Alleged deal could include agreement for 60 million doses

Coronavirus vaccine

Sanofi and GlaxoSmithKline look set to agree a £500m deal with Britain for the supply of 60 million doses of a potential COVID-19 vaccine, according to a report from the Sunday Times.

Last month, French drugmaker Sanofi said that it expects to start clinical testing of its experimental coronavirus vaccine in September, several months earlier than planned. The company added that it could have the vaccine ready for emergency use by as early as January.

According to the Sunday Times report, Britain is considering agreeing an option to buy the vaccine if it proves effective in human trials, and would pay the £500m total in stages.

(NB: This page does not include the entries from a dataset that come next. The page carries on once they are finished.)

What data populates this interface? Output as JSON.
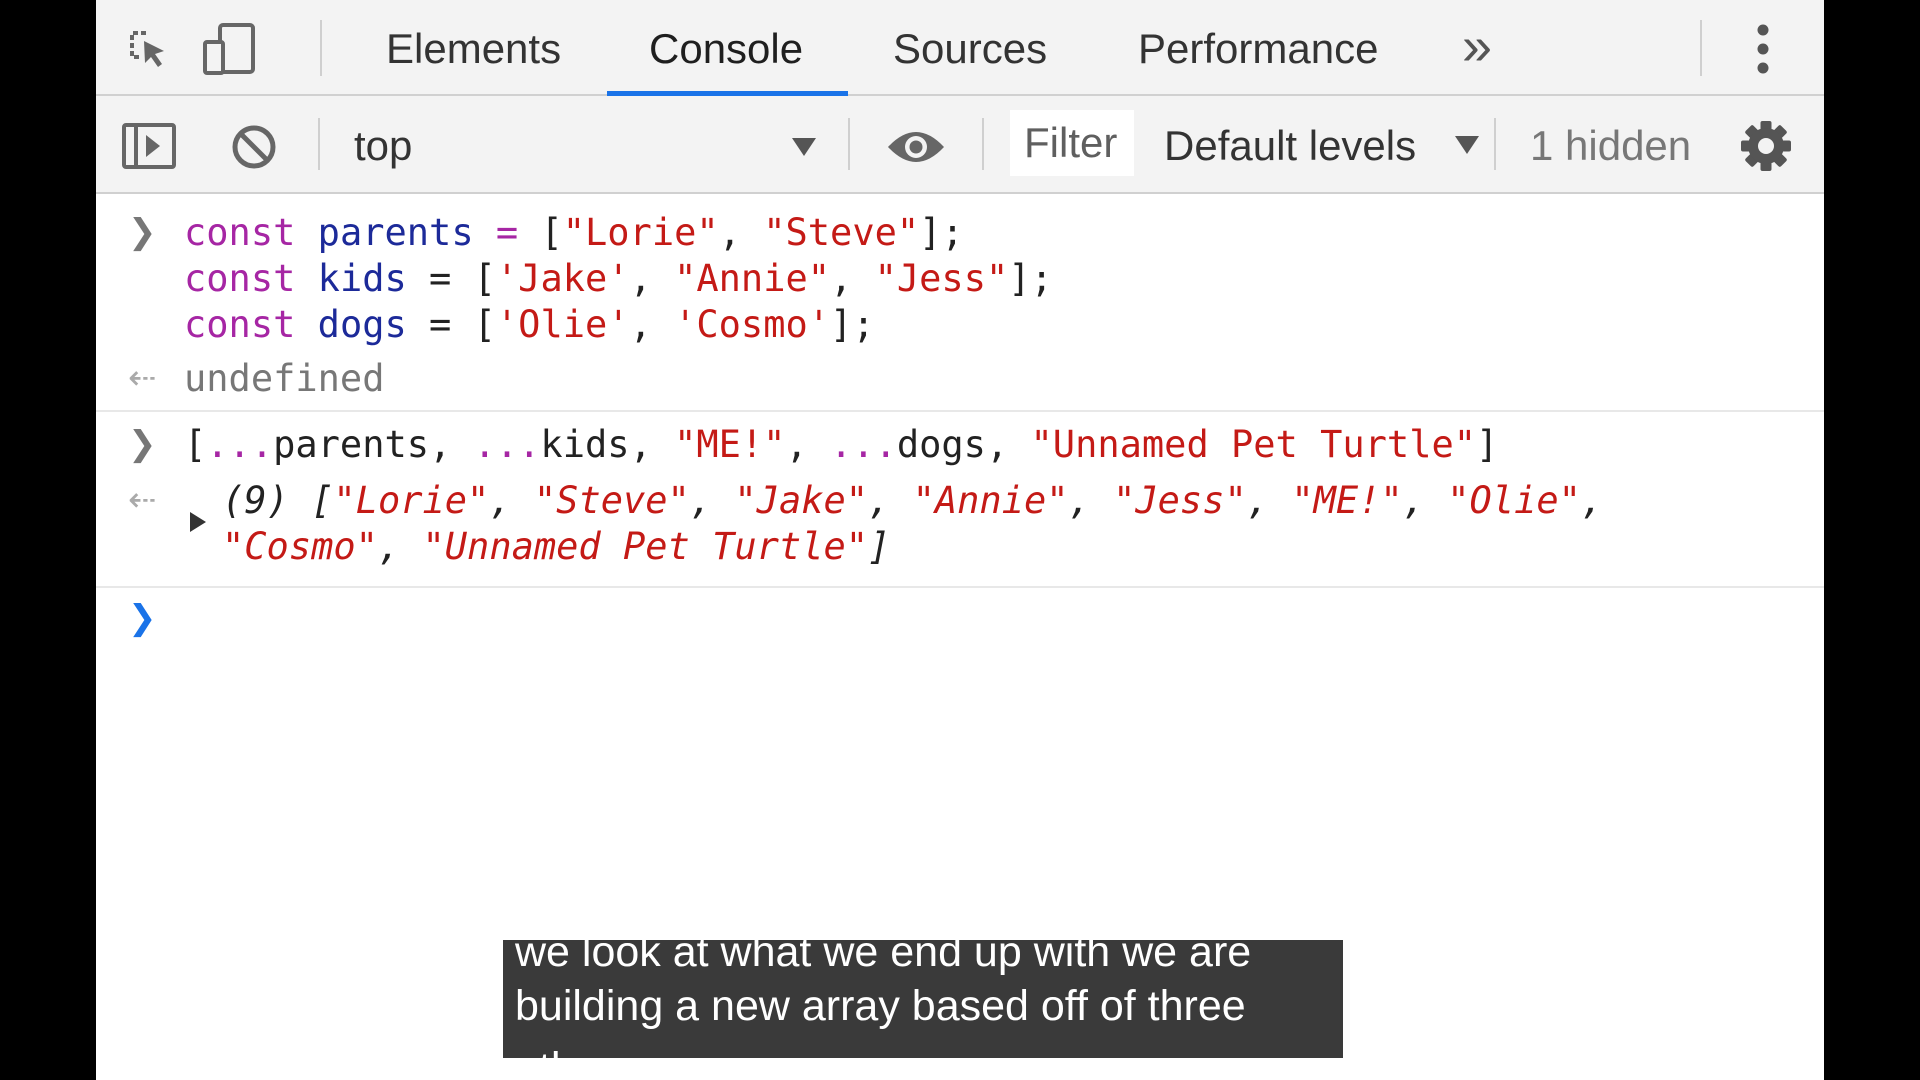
{
  "tabbar": {
    "tabs": [
      {
        "label": "Elements",
        "active": false
      },
      {
        "label": "Console",
        "active": true
      },
      {
        "label": "Sources",
        "active": false
      },
      {
        "label": "Performance",
        "active": false
      }
    ],
    "more_tabs_label": "»",
    "accent_color": "#1a73e8"
  },
  "toolbar": {
    "context": "top",
    "filter_placeholder": "Filter",
    "levels_label": "Default levels",
    "hidden_count": "1 hidden"
  },
  "console": {
    "entries": [
      {
        "lines": [
          [
            "const",
            " ",
            "parents",
            " = ",
            "[",
            "\"Lorie\"",
            ", ",
            "\"Steve\"",
            "];"
          ],
          [
            "const",
            " ",
            "kids",
            " = ",
            "[",
            "'Jake'",
            ", ",
            "\"Annie\"",
            ", ",
            "\"Jess\"",
            "];"
          ],
          [
            "const",
            " ",
            "dogs",
            " = ",
            "[",
            "'Olie'",
            ", ",
            "'Cosmo'",
            "];"
          ]
        ],
        "result": "undefined"
      },
      {
        "input": [
          "[",
          "...",
          "parents, ",
          "...",
          "kids, ",
          "\"ME!\"",
          ", ",
          "...",
          "dogs, ",
          "\"Unnamed Pet Turtle\"",
          "]"
        ],
        "result_count": "(9)",
        "result_items": [
          "\"Lorie\"",
          "\"Steve\"",
          "\"Jake\"",
          "\"Annie\"",
          "\"Jess\"",
          "\"ME!\"",
          "\"Olie\"",
          "\"Cosmo\"",
          "\"Unnamed Pet Turtle\""
        ]
      }
    ],
    "colors": {
      "keyword": "#a626a4",
      "variable": "#1c2a99",
      "string": "#c41a16",
      "prompt": "#1a73e8"
    }
  },
  "caption": {
    "lines": [
      "we look at what we end up with we are",
      "building a new array based off of three",
      "other"
    ]
  }
}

Sanofi is investigating two vaccine candidates, one of which uses GSK’s AS03 adjuvant and is based on Sanofi’s baculovirus expression system, already used in its quadrivalent flu vaccine. The other candidate, which Sanofi is developing with Translate Bio, leverages mRNA technology against the novel coronavirus disease.

The Sanofi/GSK deal would be the second such deal Britain has made for the assured supply of a potential coronavirus vaccine, following a similar deal made with AstraZeneca for access to Oxford University’s candidate.

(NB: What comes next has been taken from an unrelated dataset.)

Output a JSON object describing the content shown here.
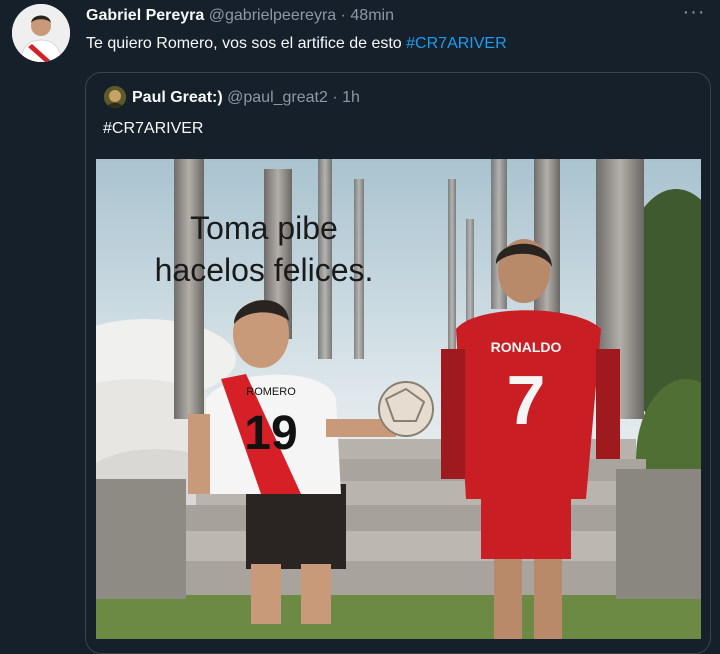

A spokeswoman for Britain’s business ministry said that "the Government's Vaccines Task Force is actively engaging with a wide range of companies both in the UK and abroad to negotiate access to vaccines”, although she did not confirm if GSK and Sanofi were involved in these negotiations.

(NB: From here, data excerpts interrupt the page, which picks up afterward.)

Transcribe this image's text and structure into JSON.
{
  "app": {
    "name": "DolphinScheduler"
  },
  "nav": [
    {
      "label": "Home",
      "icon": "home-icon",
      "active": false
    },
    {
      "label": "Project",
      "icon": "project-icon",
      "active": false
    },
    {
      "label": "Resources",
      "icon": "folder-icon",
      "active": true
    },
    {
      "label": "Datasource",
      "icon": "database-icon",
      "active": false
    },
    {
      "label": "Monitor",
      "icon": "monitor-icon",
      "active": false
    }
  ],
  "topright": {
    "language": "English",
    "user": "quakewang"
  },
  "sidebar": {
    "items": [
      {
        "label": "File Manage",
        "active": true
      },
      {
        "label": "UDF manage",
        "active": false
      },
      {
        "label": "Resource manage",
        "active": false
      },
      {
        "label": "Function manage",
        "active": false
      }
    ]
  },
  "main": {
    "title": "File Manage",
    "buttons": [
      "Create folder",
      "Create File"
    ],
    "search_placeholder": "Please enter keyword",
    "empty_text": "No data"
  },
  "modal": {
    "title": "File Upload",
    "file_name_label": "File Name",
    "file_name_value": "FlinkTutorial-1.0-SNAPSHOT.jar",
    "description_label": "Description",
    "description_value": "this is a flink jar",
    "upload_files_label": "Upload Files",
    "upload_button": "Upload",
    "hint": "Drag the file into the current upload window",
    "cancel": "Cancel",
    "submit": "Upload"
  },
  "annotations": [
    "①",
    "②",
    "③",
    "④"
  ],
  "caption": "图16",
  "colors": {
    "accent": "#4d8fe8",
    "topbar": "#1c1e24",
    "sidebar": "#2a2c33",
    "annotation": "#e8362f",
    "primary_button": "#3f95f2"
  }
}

In April, the UK government set out its plans for a new coronavirus vaccine task force, which was created to support efforts to rapidly develop a vaccine by providing industry and research institutions the resources and support they need.

Governments across the world are scrambling to agree deals for potential vaccines and treatments for COVID-19 as confirmed cases and deaths continuing to climb. Concerns have been raised that these deals could inhibit equitable access to transformative treatments, allowing high-income countries to secure supplies of potential therapeutics while preventing low-income countries from doing so.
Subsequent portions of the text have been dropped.